‘Perhaps you’d better give me one, too. I deserve it.’ Helen rummaged in her bag for a tissue and blew her nose. ‘I hate to say this but we’re due at the hospital. We’re both on a late shift. Do you want to call in sick? The new paediatric emergency department will probably fall apart if you’re not there, but I can make excuses.’
‘No way.’ Ella closed her eyes for a moment. She couldn’t afford to lose her job. She had a baby to support. And, anyway, they needed her at the hospital. ‘I’ll be fine. Management have refused Rose’s request for extra staff yet again and the place is so busy.’
‘It’s the hot weather.’ Helen looked out of the window at the blue sky. ‘The tourists will already be on the beach, hitting themselves with cricket bats and being stung by wasps.’ She bit her lip and turned back to her friend. ‘I’m sorry, El.’
‘Forget it. It’s done.’ Numb with shock, her mind in a spin, Ella stared sightlessly out of the window. ‘You go.
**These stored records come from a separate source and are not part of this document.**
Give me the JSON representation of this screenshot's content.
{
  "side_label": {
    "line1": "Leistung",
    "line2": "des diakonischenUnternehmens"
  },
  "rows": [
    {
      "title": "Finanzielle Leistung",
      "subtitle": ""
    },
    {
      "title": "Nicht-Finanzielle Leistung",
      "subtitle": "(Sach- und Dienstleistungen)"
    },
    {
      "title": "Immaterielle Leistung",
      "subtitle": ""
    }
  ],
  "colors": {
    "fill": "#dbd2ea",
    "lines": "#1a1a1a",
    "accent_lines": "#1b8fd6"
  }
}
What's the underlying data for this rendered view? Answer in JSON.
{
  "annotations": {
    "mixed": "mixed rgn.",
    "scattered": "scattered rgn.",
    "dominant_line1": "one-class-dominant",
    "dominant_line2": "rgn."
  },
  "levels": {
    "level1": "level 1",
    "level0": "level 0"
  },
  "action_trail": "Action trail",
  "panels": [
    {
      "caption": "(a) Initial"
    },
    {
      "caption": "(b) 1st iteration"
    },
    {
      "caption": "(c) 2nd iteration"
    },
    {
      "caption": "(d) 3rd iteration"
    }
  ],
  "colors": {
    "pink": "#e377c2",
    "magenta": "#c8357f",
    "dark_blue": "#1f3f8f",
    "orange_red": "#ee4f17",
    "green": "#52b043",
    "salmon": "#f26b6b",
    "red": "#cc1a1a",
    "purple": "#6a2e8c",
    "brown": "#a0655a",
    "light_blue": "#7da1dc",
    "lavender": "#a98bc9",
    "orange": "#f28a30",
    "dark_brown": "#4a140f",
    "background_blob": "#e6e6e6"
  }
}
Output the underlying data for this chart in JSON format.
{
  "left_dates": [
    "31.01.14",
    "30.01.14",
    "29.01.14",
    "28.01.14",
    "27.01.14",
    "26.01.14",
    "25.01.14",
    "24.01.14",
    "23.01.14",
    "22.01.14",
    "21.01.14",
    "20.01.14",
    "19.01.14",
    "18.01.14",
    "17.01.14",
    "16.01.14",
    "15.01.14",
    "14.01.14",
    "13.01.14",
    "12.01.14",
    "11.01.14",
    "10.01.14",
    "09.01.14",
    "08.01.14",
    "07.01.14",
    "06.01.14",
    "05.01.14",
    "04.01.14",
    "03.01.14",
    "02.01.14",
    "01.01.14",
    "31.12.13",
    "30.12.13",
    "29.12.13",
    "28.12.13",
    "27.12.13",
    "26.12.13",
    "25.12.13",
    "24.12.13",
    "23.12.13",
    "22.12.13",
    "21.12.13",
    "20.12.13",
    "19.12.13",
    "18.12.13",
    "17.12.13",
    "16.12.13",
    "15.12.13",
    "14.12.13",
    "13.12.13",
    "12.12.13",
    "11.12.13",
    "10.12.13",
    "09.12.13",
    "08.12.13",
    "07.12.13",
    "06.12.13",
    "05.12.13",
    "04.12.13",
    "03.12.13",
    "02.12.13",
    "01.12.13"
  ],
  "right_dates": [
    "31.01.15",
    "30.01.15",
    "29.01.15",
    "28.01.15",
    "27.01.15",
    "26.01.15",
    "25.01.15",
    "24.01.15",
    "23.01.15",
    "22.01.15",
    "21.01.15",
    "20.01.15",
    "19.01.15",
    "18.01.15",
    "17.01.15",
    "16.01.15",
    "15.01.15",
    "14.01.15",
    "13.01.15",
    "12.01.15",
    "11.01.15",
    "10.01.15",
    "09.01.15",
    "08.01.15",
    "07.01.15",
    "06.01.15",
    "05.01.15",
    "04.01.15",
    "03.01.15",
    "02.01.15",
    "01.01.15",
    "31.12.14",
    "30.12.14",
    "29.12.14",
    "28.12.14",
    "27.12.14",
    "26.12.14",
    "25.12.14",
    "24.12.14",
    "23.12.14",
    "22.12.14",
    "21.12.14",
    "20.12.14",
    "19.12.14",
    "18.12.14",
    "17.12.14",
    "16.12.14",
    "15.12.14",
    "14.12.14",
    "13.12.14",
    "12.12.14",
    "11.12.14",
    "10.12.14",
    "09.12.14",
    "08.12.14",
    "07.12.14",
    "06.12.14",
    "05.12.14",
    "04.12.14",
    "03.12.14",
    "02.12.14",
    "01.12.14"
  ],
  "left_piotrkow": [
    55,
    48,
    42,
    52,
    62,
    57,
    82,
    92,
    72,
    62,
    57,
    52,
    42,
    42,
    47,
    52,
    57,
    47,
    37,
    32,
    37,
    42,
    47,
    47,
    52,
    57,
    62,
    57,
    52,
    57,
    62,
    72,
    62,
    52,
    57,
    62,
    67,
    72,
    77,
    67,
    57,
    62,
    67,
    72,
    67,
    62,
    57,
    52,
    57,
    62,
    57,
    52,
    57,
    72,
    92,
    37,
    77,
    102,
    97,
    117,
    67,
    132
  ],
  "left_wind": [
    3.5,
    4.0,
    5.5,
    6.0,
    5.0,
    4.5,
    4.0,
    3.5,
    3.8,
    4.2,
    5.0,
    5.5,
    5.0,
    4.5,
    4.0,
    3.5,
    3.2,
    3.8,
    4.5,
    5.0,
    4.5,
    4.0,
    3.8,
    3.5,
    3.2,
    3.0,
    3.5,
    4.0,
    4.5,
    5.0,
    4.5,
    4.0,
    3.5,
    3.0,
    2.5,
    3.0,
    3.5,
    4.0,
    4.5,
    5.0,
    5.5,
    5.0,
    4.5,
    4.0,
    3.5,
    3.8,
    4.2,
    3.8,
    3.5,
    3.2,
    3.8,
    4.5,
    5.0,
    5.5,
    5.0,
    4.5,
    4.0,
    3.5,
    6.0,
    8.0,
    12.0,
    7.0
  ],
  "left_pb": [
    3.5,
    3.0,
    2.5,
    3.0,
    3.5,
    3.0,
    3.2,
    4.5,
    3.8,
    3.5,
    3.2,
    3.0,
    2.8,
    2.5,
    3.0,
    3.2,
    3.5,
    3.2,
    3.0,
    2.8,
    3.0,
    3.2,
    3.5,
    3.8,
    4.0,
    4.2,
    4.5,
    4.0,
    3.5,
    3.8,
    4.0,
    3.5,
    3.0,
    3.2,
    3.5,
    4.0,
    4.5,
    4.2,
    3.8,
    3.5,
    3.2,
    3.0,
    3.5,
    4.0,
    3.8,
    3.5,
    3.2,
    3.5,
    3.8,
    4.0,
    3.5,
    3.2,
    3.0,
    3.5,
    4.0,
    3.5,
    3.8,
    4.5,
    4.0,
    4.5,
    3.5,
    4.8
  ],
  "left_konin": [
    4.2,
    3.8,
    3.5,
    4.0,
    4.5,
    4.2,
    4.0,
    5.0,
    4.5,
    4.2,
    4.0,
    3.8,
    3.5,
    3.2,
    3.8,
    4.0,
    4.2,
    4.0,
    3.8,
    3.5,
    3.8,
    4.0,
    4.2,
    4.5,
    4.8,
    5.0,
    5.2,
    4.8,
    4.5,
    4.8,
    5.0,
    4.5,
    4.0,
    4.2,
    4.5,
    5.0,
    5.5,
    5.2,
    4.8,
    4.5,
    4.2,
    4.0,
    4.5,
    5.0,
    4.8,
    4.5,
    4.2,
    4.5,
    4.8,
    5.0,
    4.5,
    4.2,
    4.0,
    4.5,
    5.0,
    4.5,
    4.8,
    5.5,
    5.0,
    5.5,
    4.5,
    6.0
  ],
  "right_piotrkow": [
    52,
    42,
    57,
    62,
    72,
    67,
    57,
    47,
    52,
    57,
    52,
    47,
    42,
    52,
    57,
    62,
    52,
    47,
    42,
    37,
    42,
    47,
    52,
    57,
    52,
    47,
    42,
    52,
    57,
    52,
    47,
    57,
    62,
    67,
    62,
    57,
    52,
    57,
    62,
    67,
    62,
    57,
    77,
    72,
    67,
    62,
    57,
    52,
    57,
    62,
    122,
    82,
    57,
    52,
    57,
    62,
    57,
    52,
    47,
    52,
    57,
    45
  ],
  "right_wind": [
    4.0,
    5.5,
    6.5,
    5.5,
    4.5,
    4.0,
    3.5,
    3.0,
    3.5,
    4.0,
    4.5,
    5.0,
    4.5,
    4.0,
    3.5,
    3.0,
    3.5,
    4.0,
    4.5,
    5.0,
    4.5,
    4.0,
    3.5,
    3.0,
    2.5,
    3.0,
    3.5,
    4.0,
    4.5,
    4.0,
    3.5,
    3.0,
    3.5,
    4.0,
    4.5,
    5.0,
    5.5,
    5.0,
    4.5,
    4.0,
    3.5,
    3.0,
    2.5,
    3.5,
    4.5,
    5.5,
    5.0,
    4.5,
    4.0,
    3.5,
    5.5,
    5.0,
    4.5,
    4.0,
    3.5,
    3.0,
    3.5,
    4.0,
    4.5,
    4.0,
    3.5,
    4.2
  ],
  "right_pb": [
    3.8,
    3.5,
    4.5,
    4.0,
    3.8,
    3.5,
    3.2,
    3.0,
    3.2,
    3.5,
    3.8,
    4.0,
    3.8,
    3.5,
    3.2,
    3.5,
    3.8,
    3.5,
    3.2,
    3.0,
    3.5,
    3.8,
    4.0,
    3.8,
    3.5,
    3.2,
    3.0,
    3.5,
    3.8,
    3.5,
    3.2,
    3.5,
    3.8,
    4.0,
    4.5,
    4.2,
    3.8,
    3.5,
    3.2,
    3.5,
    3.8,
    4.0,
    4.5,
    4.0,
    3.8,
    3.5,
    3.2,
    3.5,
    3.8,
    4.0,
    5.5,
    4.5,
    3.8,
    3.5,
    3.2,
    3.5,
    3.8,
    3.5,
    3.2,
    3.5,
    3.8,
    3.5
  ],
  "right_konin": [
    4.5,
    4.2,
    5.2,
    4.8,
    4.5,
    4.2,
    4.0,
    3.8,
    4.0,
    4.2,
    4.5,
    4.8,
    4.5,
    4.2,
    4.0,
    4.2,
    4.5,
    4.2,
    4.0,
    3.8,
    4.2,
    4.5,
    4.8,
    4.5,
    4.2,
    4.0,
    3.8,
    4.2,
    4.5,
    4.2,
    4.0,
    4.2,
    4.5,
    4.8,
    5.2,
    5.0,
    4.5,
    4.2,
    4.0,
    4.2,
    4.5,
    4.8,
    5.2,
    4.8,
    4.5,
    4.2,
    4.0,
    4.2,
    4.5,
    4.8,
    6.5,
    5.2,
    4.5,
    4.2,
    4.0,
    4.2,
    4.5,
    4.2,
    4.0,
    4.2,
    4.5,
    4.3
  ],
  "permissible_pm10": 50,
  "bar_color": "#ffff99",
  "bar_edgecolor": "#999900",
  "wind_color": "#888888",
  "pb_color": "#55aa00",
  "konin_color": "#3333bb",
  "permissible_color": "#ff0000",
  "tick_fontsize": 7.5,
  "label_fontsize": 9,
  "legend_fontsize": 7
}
I’ll lock up here.’
Helen hesitated, clearly torn between going and staying. ‘Ella…’
‘Just go.’
He wouldn’t come, Ella tried to reassured herself as she listened to the soothing lap of the water against the sides of the wooden boat and tried to stay calm. He was married. He probably already had children. She’d been a convenient distraction while he’d been in London, nothing more.
Greek or not, he wasn’t going to care that she was pregnant.
It was over.
His emotions threatening to overwhelm him, Nikos glanced around the waiting room of the paediatric emergency department, aware that some sort of response was expected from him. Never before had it been this difficult to concentrate on work. His stress levels mounting with every second that passed, he dutifully scanned the neat rows of small red seats, the colourful play area and the bright murals that livened the walls. ‘You have a separate entrance for the children?’
‘Yes. From the moment they come through the main door, they’re separated from the adults. What do you think?’ Rose, the senior nurse in charge of the main emergency department, looked at him nervously. ‘We’ve had builders working non-stop for the past four months.’
Trying to show an interest, Nikos strode through the cheerful reception area and paused in the doorway of one of the cubicles. As well as state-of-the art equipment, there were neat boxes of toys, piles of children’s books and DVDs. ‘Resuscitation room?’
‘Next door on your left.’ Rose hurried along next to him, struggling to match her stride to his. ‘Can I ask you something, Professor?’ They were in the resuscitation room now and Nikos was mentally itemising each piece of equipment in an attempt to distract himself from the issue that had dominated his brain for the past week.
‘Call me Nikos, and, yes. Ask.’
‘We’re thrilled you’re here, obviously but—why did you take this job?’ Rose gave an apologetic shrug. ‘You’re in demand all over the world. I heard you lecture two years ago. The auditorium was completely packed out—there wasn’t even breathing room.’
‘Perhaps it was raining outside,’ Nikos drawled lightly, and Rose gave a lopsided smile.
‘I think we both know that wasn’t the case. You could be working anywhere. Why us?’
‘Sick children are sick children. It doesn’t matter what the setting is.’ Nikos cast his eye over the intubation tray, refusing to reveal his real reason for being there, even though he knew it would become apparent soon enough. ‘Tell me about the staff.’ He kept his tone neutral. ‘They are paediatric trained?’
‘We have a core of staff who are paediatric trained and we also rotate staff from the main emergency department according to need. This afternoon the paediatric nurse in charge will be Ella. She’s wonderful.’
Ella.
A hard knot of tension settled in his stomach and his brain was filled with a distracting image of perfectly smooth blonde hair, a sweet, seductive smile and curves designed to fuse a man’s brain. ‘I know Ella.’ Not by a flicker of an eyelid to Nikos reveal just how well he knew her. ‘We worked together in London.’
And now she was pregnant with his child.
A fact she’d concealed from him.
Sharp claws of anger dug into him like talons and he breathed deeply, searching for control, shocked by the raw intensity of his rage. Well aware that people called him the ice doctor, he wondered what they’d say if they knew that at the moment he was close to meltdown.